Creatinine-based glomerular filtration rate (GFR) estimators perform poorly in renal transplant recipients. Cystatin C is an endogenous peptide which is freely and exclusively filtered by the glomerulus, and thus might replace creatinine to assess renal graft function.

The aim of this study was to evaluate several cystatin C-based equations in kidney transplantation. We compared the performance of the Hoek, Larrson, Filler, LeBricon and Rule equations to the MDRD equation in 62 adult renal transplant recipients for whom the GFR was measured by the gold standard inulin clearance. Serum creatinine and cystatin C were measured the day of the inulin clearance by immunonephelometric and enzymatic method, respectively. Bias, precision, accuracy 30% (Acc-30) and sensitivity were determined for each of the GFR equations.

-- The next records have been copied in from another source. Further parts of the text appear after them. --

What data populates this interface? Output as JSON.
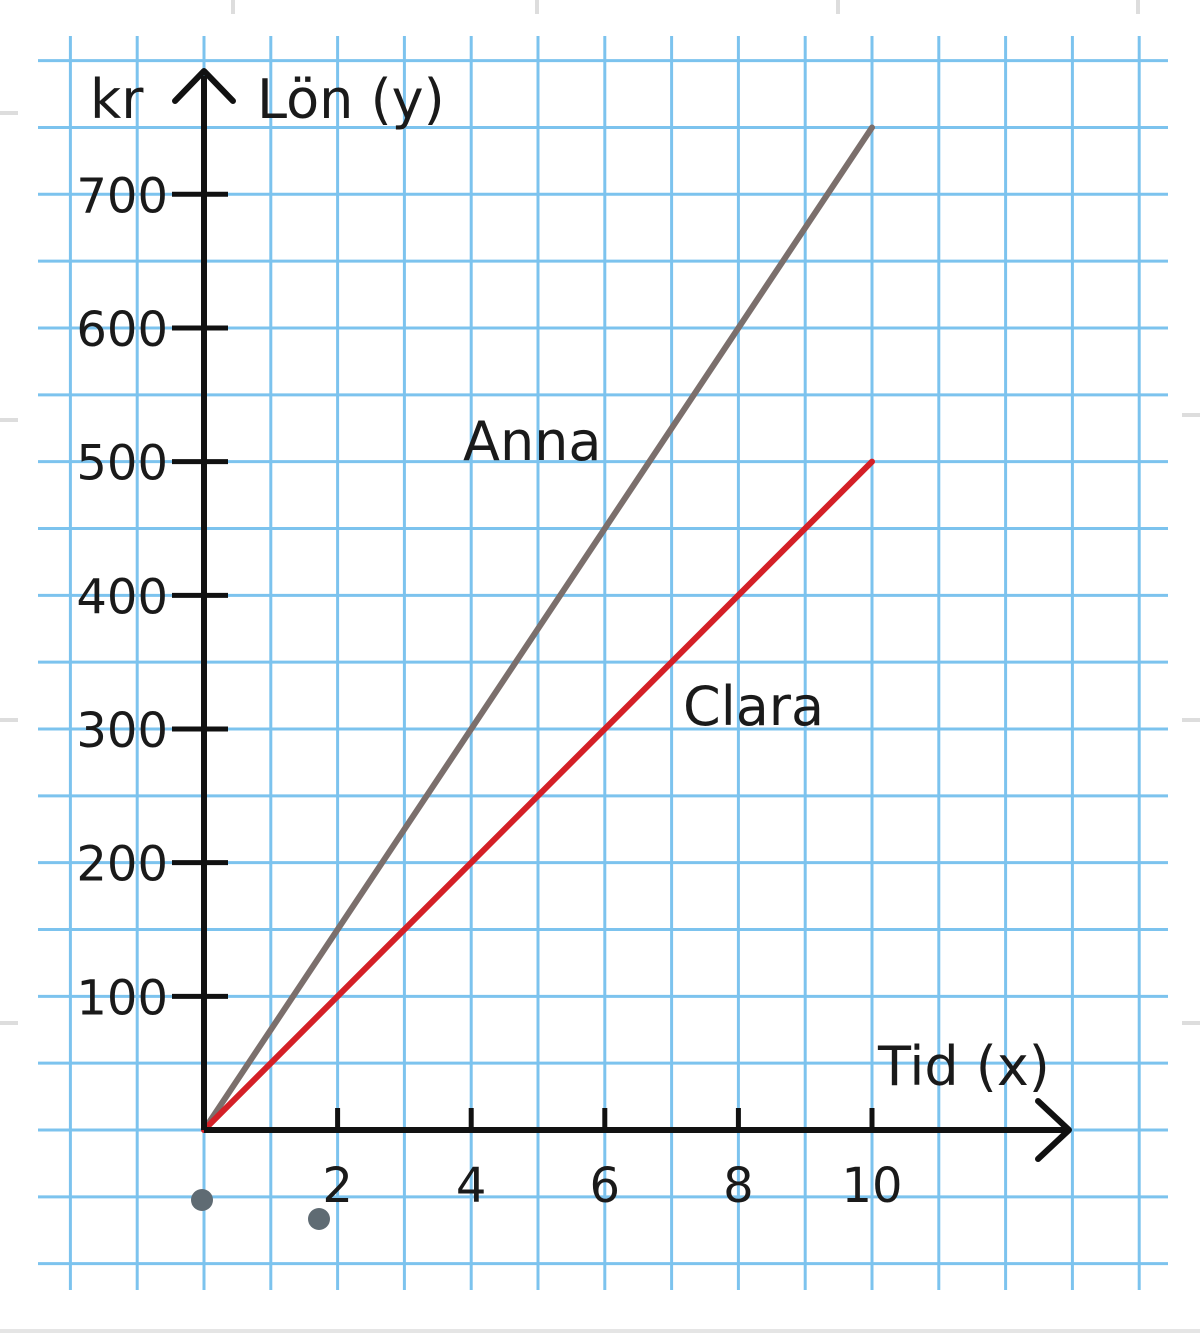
{
  "chart_data": {
    "type": "line",
    "xlabel": "Tid (x)",
    "ylabel": "Lön (y)",
    "yunit": "kr",
    "xlim": [
      0,
      10
    ],
    "ylim": [
      0,
      700
    ],
    "xticks": [
      "2",
      "4",
      "6",
      "8",
      "10"
    ],
    "yticks": [
      "100",
      "200",
      "300",
      "400",
      "500",
      "600",
      "700"
    ],
    "grid": true,
    "series": [
      {
        "name": "Anna",
        "color": "#7b6f6c",
        "x": [
          0,
          10
        ],
        "y": [
          0,
          750
        ]
      },
      {
        "name": "Clara",
        "color": "#d42027",
        "x": [
          0,
          10
        ],
        "y": [
          0,
          500
        ]
      }
    ],
    "colors": {
      "grid": "#7cc3ee",
      "axis": "#111111",
      "background": "#ffffff"
    }
  }
}
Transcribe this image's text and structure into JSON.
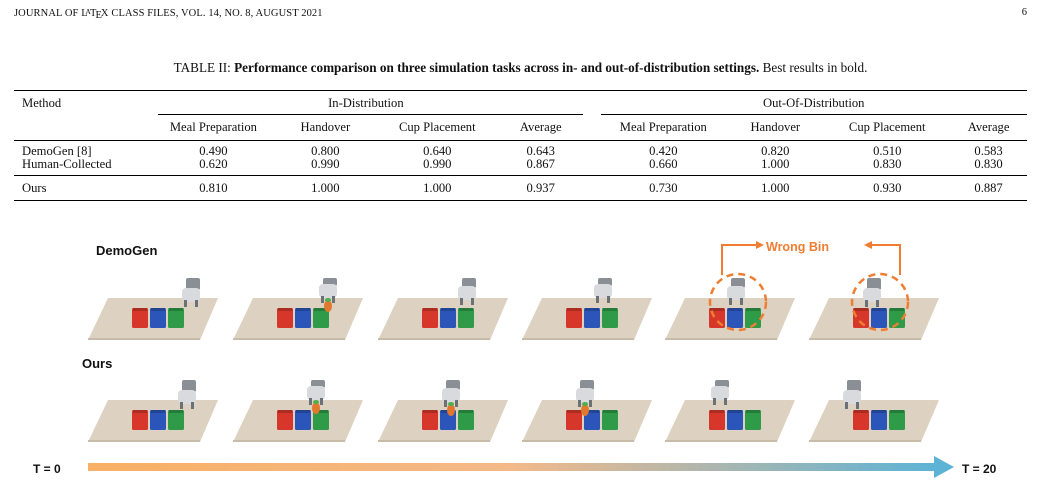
{
  "header": {
    "running_head": "JOURNAL OF LATEX CLASS FILES, VOL. 14, NO. 8, AUGUST 2021",
    "page_number": "6"
  },
  "caption": {
    "label": "TABLE II:",
    "bold_text": "Performance comparison on three simulation tasks across in- and out-of-distribution settings.",
    "rest_text": "Best results in bold."
  },
  "table": {
    "method_header": "Method",
    "groups": [
      "In-Distribution",
      "Out-Of-Distribution"
    ],
    "columns": [
      "Meal Preparation",
      "Handover",
      "Cup Placement",
      "Average",
      "Meal Preparation",
      "Handover",
      "Cup Placement",
      "Average"
    ],
    "rows": [
      {
        "method": "DemoGen [8]",
        "values": [
          "0.490",
          "0.800",
          "0.640",
          "0.643",
          "0.420",
          "0.820",
          "0.510",
          "0.583"
        ]
      },
      {
        "method": "Human-Collected",
        "values": [
          "0.620",
          "0.990",
          "0.990",
          "0.867",
          "0.660",
          "1.000",
          "0.830",
          "0.830"
        ]
      },
      {
        "method": "Ours",
        "values": [
          "0.810",
          "1.000",
          "1.000",
          "0.937",
          "0.730",
          "1.000",
          "0.930",
          "0.887"
        ]
      }
    ]
  },
  "figure": {
    "row_labels": [
      "DemoGen",
      "Ours"
    ],
    "annotation": "Wrong Bin",
    "timeline_start": "T = 0",
    "timeline_end": "T = 20",
    "colors": {
      "annotation": "#ef7d32",
      "timeline_start": "#f8b064",
      "timeline_end": "#5db3d6",
      "bin_red": "#d6372a",
      "bin_blue": "#2b55b8",
      "bin_green": "#2f9a48",
      "tabletop": "#ddd1c1"
    }
  }
}
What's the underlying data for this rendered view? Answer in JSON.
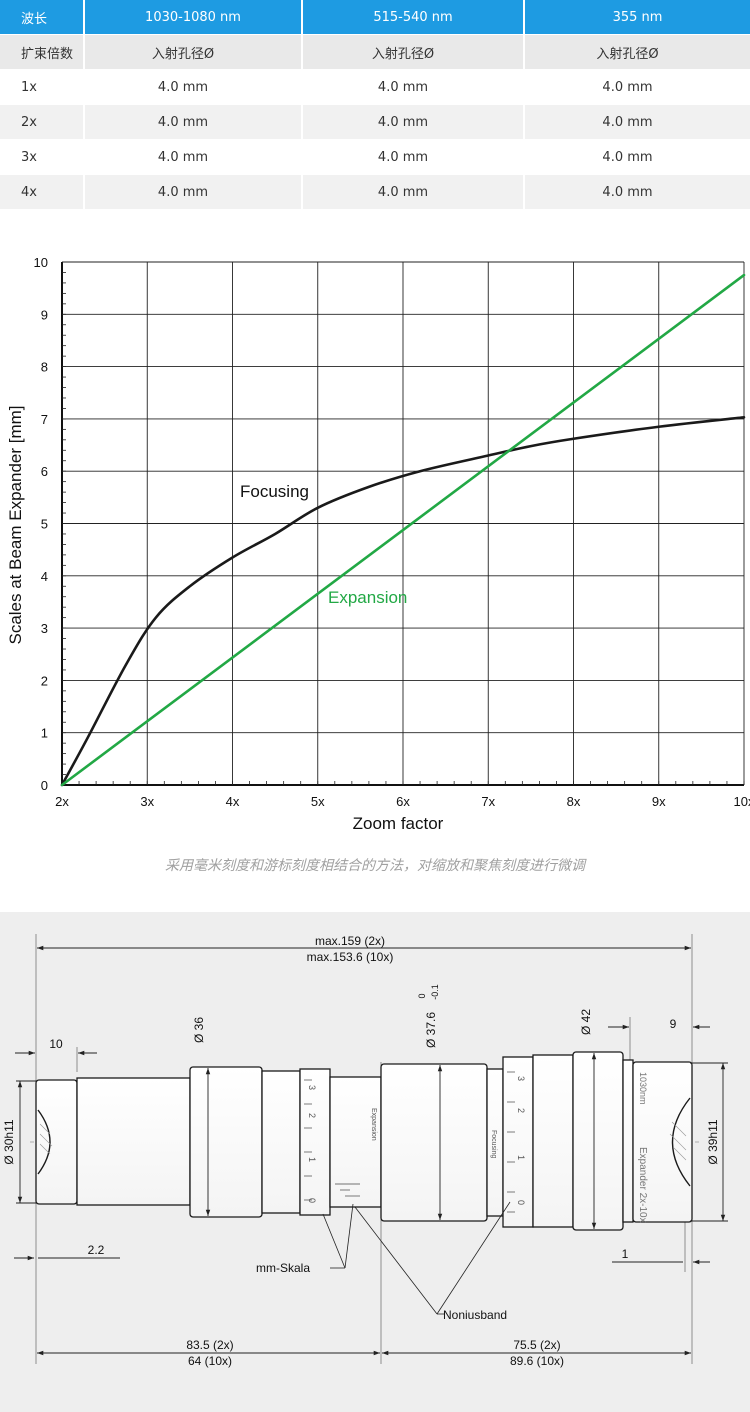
{
  "table": {
    "header": [
      "波长",
      "1030-1080 nm",
      "515-540 nm",
      "355 nm"
    ],
    "subheader": [
      "扩束倍数",
      "入射孔径Ø",
      "入射孔径Ø",
      "入射孔径Ø"
    ],
    "rows": [
      [
        "1x",
        "4.0 mm",
        "4.0 mm",
        "4.0 mm"
      ],
      [
        "2x",
        "4.0 mm",
        "4.0 mm",
        "4.0 mm"
      ],
      [
        "3x",
        "4.0 mm",
        "4.0 mm",
        "4.0 mm"
      ],
      [
        "4x",
        "4.0 mm",
        "4.0 mm",
        "4.0 mm"
      ]
    ]
  },
  "chart_data": {
    "type": "line",
    "xlabel": "Zoom factor",
    "ylabel": "Scales at Beam Expander [mm]",
    "xlim": [
      2,
      10
    ],
    "ylim": [
      0,
      10
    ],
    "x_ticks": [
      "2x",
      "3x",
      "4x",
      "5x",
      "6x",
      "7x",
      "8x",
      "9x",
      "10x"
    ],
    "y_ticks": [
      "0",
      "1",
      "2",
      "3",
      "4",
      "5",
      "6",
      "7",
      "8",
      "9",
      "10"
    ],
    "grid": true,
    "series": [
      {
        "name": "Focusing",
        "color": "#1a1a1a",
        "x": [
          2.0,
          2.3,
          2.75,
          3.1,
          3.5,
          4.0,
          4.5,
          5.0,
          5.6,
          6.2,
          7.0,
          7.5,
          8.0,
          9.0,
          10.0
        ],
        "y": [
          0.0,
          0.9,
          2.3,
          3.2,
          3.8,
          4.35,
          4.8,
          5.3,
          5.7,
          6.0,
          6.3,
          6.48,
          6.62,
          6.85,
          7.03
        ]
      },
      {
        "name": "Expansion",
        "color": "#22a845",
        "x": [
          2.0,
          10.0
        ],
        "y": [
          0.0,
          9.75
        ]
      }
    ],
    "annotations": [
      "Focusing",
      "Expansion"
    ]
  },
  "caption": "采用毫米刻度和游标刻度相结合的方法，对缩放和聚焦刻度进行微调",
  "drawing": {
    "dim_total_a": "max.159 (2x)",
    "dim_total_b": "max.153.6 (10x)",
    "dim_left_a": "83.5 (2x)",
    "dim_left_b": "64 (10x)",
    "dim_right_a": "75.5 (2x)",
    "dim_right_b": "89.6 (10x)",
    "dim_10": "10",
    "dim_9": "9",
    "dim_2_2": "2.2",
    "dim_1": "1",
    "dia_30": "Ø 30h11",
    "dia_36": "Ø 36",
    "dia_37_6": "Ø 37.6",
    "tol_upper": "0",
    "tol_lower": "-0.1",
    "dia_42": "Ø 42",
    "dia_39": "Ø 39h11",
    "label_mm": "mm-Skala",
    "label_nonius": "Noniusband",
    "scale_digits": [
      "3",
      "2",
      "1",
      "0"
    ],
    "engraved_focusing": "Focusing",
    "engraved_expansion": "Expansion",
    "engraved_model": "Expander 2x-10x",
    "engraved_wavelength": "1030nm",
    "colors": {
      "line": "#555555",
      "grey": "#888888"
    }
  }
}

Mean inulin-measured GFR was 52,6 ml/min/1,73m [range, 13-119]. Overall, cystatin C based estimators tend to give a better prediction (Acc-30 ranging from 68 to 85 %) than the MDRD equation (Acc-30, 64%). The Hoek equation was significantly more accurate than the MDRD equation with 95% confidence interval (95%CI) for Acc-30 of [77;94] and [53;76], respectively. Among the different cystatin C equations, the Hoek, Larrson and Rule equations displayed the best predictive performance. Likewise, sensitivity to detect a GFR below 60 ml/min/1,73m was significantly higher for the Hoek, Larrson and Rule equations (0,98, 95%CI=[0,93;1]) than for the MDRD equation (0,69, 95%CI=[0,55;0,83]).

In conclusion, the Hoek, Larsson and Rule cystatin C equations show a better performance in predicting inulin-measured GFR in kidney transplantation as compared to the MDRD equation. Our data suggest that cystatin C as a GFR marker, might offer significant advantages over creatinine in renal transplantation.